Kesatuan system nilai yang dimiliki bangsa Indonesia yang menentukan pola
sikap, tingkah laku, dan tindakan bangsa Indonesia. Pancasila bersifat dinamis
dan terbuka. Pancasila luwes dan kreatif. Dapat diartikan Pancasila bisa
digunakan untuk menghadapi dan menjalani zaman yang terus-menerus berkembang
sesuai dengan keadaan dengan tanpa mengubah nilai-nilai dasarnya.
Menurut
Prof. Notonagoro, sebagai dasar bangsa, Pancasila memiliki kedudukan yang
istimewa dalam hukum dan kehidupan bernegara, yakni sebagai pokok kaidah yang
fundamental. Dengan demikian Pancasila memiliki kedudukan yang tetap, tidak
berubah.
Pancasila
merupakan nafas dari rukun Islam. Karena nilai-nilai yang terkandung bersifat
objektif dan subjektif. Pancasila bukan hanya merupakan hasil pemikiran
seseorang seperti ideology yang dimiliki bangsa-bangsa lain. Ideologi Pancasila
diangkat dari nilai-nilai adat istiadat, budaya, serta agama masyarakat
Indonesia sejak zaman sebelum terbentuknya negara Indonesia. Nilai-nilai itu
digali dan dirumuskan oleh pendiri negara kemudian dijadikan sebagai dasar dan
ideology negara.
Akhlak
karimah dalam Pancasila merupakan nafas islam yang dijaga dan dimuliakan.

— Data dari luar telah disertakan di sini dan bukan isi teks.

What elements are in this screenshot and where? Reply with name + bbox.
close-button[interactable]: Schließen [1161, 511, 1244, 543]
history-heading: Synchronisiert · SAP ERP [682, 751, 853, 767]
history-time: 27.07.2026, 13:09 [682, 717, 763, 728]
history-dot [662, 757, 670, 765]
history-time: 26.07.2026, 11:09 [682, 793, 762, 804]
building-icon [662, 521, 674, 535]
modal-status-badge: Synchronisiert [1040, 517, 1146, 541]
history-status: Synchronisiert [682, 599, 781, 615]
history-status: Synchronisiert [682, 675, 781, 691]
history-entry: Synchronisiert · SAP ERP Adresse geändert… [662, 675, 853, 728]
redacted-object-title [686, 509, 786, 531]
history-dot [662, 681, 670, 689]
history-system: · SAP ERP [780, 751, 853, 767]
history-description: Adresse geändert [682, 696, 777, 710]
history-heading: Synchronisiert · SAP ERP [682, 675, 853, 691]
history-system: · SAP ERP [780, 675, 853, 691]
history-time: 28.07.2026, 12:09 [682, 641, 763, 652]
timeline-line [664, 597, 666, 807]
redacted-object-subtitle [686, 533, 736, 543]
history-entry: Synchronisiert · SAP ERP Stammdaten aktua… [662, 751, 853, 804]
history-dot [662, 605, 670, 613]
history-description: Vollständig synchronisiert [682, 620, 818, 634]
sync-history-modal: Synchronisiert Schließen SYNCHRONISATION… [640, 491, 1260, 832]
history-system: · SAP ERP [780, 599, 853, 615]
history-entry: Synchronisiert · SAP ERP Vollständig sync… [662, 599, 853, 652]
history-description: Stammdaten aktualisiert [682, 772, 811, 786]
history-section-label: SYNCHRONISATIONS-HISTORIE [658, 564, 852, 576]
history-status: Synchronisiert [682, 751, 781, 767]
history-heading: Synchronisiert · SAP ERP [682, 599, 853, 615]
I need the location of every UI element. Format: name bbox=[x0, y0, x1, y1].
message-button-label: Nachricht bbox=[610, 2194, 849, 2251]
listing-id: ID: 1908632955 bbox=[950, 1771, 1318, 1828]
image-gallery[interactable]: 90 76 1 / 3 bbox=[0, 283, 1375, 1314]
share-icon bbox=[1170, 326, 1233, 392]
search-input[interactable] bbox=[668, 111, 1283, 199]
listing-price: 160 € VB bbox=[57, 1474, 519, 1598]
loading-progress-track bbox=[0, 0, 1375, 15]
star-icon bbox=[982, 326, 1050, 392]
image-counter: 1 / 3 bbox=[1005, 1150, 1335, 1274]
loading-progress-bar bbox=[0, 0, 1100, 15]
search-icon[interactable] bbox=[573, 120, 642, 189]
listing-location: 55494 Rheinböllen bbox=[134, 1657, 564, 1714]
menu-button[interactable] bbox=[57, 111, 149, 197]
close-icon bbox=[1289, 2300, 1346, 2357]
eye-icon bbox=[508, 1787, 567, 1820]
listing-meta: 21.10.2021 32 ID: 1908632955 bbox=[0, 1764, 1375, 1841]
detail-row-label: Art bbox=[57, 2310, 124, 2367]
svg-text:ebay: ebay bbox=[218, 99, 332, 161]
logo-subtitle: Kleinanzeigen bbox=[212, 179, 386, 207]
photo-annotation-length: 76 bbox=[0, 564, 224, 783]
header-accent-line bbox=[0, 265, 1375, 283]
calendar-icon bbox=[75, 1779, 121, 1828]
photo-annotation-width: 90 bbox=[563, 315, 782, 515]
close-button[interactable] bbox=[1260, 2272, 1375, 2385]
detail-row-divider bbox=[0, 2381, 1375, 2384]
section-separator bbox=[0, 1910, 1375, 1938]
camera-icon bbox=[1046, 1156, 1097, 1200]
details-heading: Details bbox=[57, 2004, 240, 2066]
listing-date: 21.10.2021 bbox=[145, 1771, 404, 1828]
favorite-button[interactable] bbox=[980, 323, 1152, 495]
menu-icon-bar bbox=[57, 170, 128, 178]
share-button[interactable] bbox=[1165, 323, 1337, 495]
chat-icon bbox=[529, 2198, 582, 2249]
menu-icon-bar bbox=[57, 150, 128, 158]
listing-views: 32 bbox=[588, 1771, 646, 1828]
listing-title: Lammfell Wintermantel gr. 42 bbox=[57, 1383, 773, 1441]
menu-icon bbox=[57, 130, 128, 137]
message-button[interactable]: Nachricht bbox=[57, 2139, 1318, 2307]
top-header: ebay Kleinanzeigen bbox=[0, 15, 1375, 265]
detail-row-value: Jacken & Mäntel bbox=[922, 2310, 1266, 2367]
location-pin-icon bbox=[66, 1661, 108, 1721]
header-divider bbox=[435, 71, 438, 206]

Ideologi Pancasila merupakan bentuk sederhana dari nafas islam yang mulia. Dari
sila pertama hingga kelima merupakan unsur Akhlak Karimah yang mulia. Pertama
ketuhanan, kemanusiaan, persatuan, kerakyatan dan keadilan adalah bagian Akhlak
Karimah dalam Islam. Nilai-nilai ini adalah nilai yang universal karena
sesungguhnya dapat diterapkan dan digunakan juga oleh bangsa-bangsa lain.
B. Rumusan
Masalah
1. Mengapa
nilai Pancasila bersifat objektif dan subyketif?
2. Mengapa
Pancasila nafas Islam?
BAB
II
ISI
C. Pembahasan
I.
Nilai Objektif dan Subyektif.
Nilai-nilai
yang terkandung di dalam Pancasila bersifat objektif dan subyektif. Nilai-nilai
Pancasila bersifat Objektif karena memiliki pengertian sebagai berikut:
1. Rumusan
setiap sila Pancasila sebenarnya mempunyai sifat umum dan abstrak. Hal ini
karena rumusan itu merupakan nilai
2. Nilai-nilai
Pancasila akan tetap ada sepanjang masa dalam kehidupan bangsa Indonesia baik
dalam adat istiadat, budaya, negara maupun agama.
3. Pancasila
memenuhi syarat sebagai pokok kaidah yang Fundamental (staats fundamental norm). Maka, Pancasila menjadi sumber tertib
hukum tertinggi di Indonesia yan isi dan kedudukannya tidak dapat diubah.
Nilai-nilai
subjektif Pancasila dapat diartikan sebagai berikut:
1.
Nilai-nilai Pancasila mengandunh
nilai-nilai kerohanian, seperti kebenaran, keadilan, kebaikan, kebijaksanaan,
etika, keindahan dan agama yang perwujudannya sesuai hati nurani bangsa
Indonesia karena bersumber pada kepribadian bangsa Indonesia yang senafas
dengan rukun Islam
2.
Nilai-nilai Pancasila timbul dari bangsa
Indonesia sebagai hasil pemikiran, penilaian kritis, serta perenungan filosofis
bangsa Indonesia.
3.
Nilai-nilai Pancasila merupakan filsafat
bangsa Indonesia merupakan jati diri bangsa yang diyakini sebagai sumber nilai
mengenai kebenaran, keadilan, dan kebijaksanaan dalam hidup bermasyarakat,
berbangsa, bernegara.
II.
Pancasila Nafas Islam
Nilai-nilai
Pancasila sebagai dasar negara hakikatnya terletak pada kedudukannya sebagai
sumber dari segala hukum di negara Indonesia. Sebagai sumber dari segala sumber
hukum, nilai-nilai Pancasila menjadi pandangan hidup, kesadaran, cita-cita
hukum, serta cita-cita moral. Hal ini berlaku dalam segala bidang kehidupan
Rukun
Islam merupakan syarat syah/wajib bagi seorang muslim, 5 rukun yang mengandung
nilai-nilai mulia kehidupan dunia dan akherat. Syahadat, sholat, puasa, zakat
dan umroh/haji merupakan dasar ideologi Islam.
Pancasila
merupakan syarat wajib bagi warga Indonesia, 5 sila yang mengandung nilai-nila
mulia untuk bangsa dan negara. Ketuhanan, Kemanusian, Persatuan, Kerakyatan
serta Keadilan merupakan dasar ideology Indonesia.
Dalam
sebuah Diskursus Islam dan Pancasila sebagai sebuah ideologi di Indonesia menarik
untuk dikaji, untuk itu
dalam bagian ini akan diulas serta dianalisis sila-sila Pancasila dalam kaitan dengan Islam melalui ayat-ayat Quran.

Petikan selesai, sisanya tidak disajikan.